Когда брат уже учился в Университете, Зимберт часто встречал его с девушкой – одной и той же девушкой.

Девушка эта была особенной – таких не видывал Зимберт в жизни. Взять уже то, что всегда она ходила в черных, выше колен, чулках, туго обнимающих крепкие, стройные почти до ненатуральности ноги – от взгляда одного на эти ноги вздрагивало сладко у маленького Зимберта внутри. И юбки она носила короткие и широкие, колыхавшиеся, словно колокол, взад-вперед – черт-те что мерещилось Зимберту в помрачающем этом колыхании… Неведомые, но становящиеся все ближе тайны, которые рано или поздно перестанут быть таковыми, притягивали его неукротимо.

И все в ней было таким: маечка в обтяжку – прыгали-бились под рвущейся тканью округлые, налитые груди, вытарчивали призывно соски; и губы: припухшие, как будто только что она азартно, самозабвенно целовалась с любимым человеком, неизменно яркие, накрашенные кроваво губы; и волосы: длинные, бронзовые, непокорные, в тишайшую из погод растрепанные вечно бродящим вокруг нее ветром… Она была вызывающе сексуальна, сексуальна на всю тысячу процентов, и знала, конечно же, об этом, и гордилась этим по праву – а Зимберт, маленький книжник Зимберт со злостью непонятной, с упрямой обидой твердил себе: проститутка! Самая настоящая проститутка – нормальные девчонки так не выглядят!

Сам он, разумеется, не видел еще ни одной проститутки – даже в малом самом приближении – но был почему-то нерушимо уверен, что выглядят те именно так.

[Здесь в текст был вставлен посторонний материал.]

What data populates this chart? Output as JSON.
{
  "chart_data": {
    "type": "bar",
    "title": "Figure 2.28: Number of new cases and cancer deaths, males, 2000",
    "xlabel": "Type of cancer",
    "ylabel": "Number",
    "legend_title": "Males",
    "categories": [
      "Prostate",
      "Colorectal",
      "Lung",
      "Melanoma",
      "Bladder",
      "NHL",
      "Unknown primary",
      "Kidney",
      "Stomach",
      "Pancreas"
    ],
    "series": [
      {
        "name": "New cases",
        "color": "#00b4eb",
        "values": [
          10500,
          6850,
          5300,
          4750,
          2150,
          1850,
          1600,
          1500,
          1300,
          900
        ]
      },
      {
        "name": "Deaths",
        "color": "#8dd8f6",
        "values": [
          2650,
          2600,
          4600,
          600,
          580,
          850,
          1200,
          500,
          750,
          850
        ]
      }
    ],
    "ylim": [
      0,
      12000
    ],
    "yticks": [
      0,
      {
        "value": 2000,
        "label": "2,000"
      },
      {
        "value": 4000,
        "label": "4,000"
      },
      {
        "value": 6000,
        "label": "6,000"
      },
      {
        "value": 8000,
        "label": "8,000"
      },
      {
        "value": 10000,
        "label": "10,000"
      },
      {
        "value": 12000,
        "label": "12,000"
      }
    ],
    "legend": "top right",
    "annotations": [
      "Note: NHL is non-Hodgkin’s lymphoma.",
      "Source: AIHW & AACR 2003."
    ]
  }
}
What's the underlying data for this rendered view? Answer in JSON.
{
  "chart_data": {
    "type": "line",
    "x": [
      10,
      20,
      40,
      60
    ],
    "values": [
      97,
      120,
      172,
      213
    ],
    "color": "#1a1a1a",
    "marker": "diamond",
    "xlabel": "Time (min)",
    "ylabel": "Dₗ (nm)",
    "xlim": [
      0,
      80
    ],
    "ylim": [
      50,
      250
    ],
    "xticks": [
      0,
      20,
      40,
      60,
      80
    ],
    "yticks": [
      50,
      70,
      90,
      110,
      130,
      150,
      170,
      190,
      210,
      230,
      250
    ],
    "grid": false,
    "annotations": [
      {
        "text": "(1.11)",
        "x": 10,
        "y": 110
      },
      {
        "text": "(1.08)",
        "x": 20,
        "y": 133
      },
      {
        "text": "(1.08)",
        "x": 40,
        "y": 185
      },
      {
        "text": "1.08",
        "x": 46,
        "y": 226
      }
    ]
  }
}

А однажды она пила у них чай, сидя напротив Зимберта, и тот впервые разглядел, как следует, глаза ее – серые, чуть-чуть близорукие, счастливые глаза порядочной, честной и влюбленной девочки – влюбленной в его брата.

Он не просто завидовал – погибал от зависти. Брат был лучший.

А год спустя они повздорили из-за какой-то глупости, тут Зимберт был виноват, или невыносимый возраст его, или то, что он почти год уже занимался кикбоксингом и тоже кое-чему научился – но глупо и отвратительно вел он себя тогда, и упомянул нехорошо эту, в черных чулках – и брат, первый раз в жизни, врезал ему, не кулаком даже, а ладонью – но так, что совсем перестал Зимберт что-либо соображать, а щека – взбухла мгновенно и вскаменела. Брат ушел, а он, глотая жестокие слезы, твердил себе:

– Никогда, никогда больше, все!.. – и сам не понимал, что должно это означать.

А потом они, конечно же, помирились. Брат с той, в черных чулках, жил теперь на съемной квартире, у него стали появляться деньги, брат заезжал к ним на собственной машине, и та, в чулках и с глазами порядочной девочки, поднималась иногда вместе с ним – неизменяемая, одним появлением своим вносящая жаркую тревогу и смятение – и болтала запросто с Зимбертом, ведь он был почти родственник, он стал бы вот-вот родственником…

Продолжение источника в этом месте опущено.